Why: Arachova is a small mountain town built upon the slopes of Mount Parnassos. Visit in the winter for a cosy weekend at one of the most breathtaking sea and mountain vistas in Greece. Visit in the summer for the inspiring mountain fresh air and the Mediterranean waters brushing the shores of the coastal regions Itea and Galaxidi.

How to get there: By car, bus

Approximate travel time from Athens: 3 hours by car

Don’t miss: The hand-loomed rugs, including fluffy flokati, tagari bags, and blankets; The Agios Georgios church

Special events: Panigyraki three-day feast and celebration in honor of Saint George (Agios Georgios), Arachova’s patron saint and the victory by the Greeks over the Ottomans in 1826. Annually, April 22-25th.

Delphi

Where: 220 km (135 miles) from Athens

Why: This magical area is famous for its archaeological sites such as the ancient Oracle of Pithia and the Temple of Apollo where leaders of the ancient world sought spiritual guidance. Both sites are built on a hill that offers a magnificent view of the surrounding area. The newly built Archaeological Museum of Ancient Delphi is exquisite and contains findings from the site. Nearby are the seaside resorts of Itea and Galaxidi.
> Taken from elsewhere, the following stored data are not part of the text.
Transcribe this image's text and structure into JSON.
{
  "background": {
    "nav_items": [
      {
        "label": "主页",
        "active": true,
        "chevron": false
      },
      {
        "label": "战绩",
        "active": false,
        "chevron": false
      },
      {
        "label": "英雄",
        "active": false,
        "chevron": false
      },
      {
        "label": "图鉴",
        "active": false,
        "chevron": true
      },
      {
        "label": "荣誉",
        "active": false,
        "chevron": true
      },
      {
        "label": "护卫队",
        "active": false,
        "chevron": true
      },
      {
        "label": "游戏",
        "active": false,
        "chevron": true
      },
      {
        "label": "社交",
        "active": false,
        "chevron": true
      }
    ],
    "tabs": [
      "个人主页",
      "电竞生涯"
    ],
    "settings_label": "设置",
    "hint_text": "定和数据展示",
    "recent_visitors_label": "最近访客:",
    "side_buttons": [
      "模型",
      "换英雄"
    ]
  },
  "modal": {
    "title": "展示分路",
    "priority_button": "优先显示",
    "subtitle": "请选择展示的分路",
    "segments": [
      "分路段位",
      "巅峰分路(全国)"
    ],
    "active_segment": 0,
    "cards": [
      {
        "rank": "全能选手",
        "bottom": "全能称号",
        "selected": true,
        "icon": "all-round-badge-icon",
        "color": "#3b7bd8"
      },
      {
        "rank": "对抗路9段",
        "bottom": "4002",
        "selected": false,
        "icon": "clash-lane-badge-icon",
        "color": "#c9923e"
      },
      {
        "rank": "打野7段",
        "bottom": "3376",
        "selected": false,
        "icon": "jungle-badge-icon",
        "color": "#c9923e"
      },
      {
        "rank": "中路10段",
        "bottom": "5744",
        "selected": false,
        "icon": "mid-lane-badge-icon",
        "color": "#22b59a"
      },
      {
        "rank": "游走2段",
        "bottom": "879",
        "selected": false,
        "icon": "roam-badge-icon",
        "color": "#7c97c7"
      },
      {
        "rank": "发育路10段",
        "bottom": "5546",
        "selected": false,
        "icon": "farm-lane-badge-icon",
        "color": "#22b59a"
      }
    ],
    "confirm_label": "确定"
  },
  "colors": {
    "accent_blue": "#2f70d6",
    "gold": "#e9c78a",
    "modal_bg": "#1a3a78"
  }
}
How to get there: By car or bus

By bus: From Athens station: +302108317096

Approximate travel time from Athens: 3 hours

Don’t miss: The Archaeological Museum in Delphi

Special events: The Music and Ancient Theater Festival that takes place at the ancient theater of Delphi in the summer.

Wine Country

When in Athens, take a tour of the modern winemaking facilities and sip varieties that are making headlines worldwide.

Where: The municipalities of Megara, Spata, Paiania, Koropi, Markopoulo, Pallini, Pikermi, Anavyssos, Kalyvia, Kouvaras, Stamata, Oinoi and Inofita

Why: The climate of Attica is ideal for winemaking and the modernization of the facilities has led to new varieties that have gained wide respect amongst wine connoisseurs, surpassing the retsina stereotype image of the past.

Approximate travel time from Athens: 1 hour by car

Did you know? Legend has it that Dionysus first entrusted the residents of Attica with the secrets for the cultivation of grapes and the art of winemaking.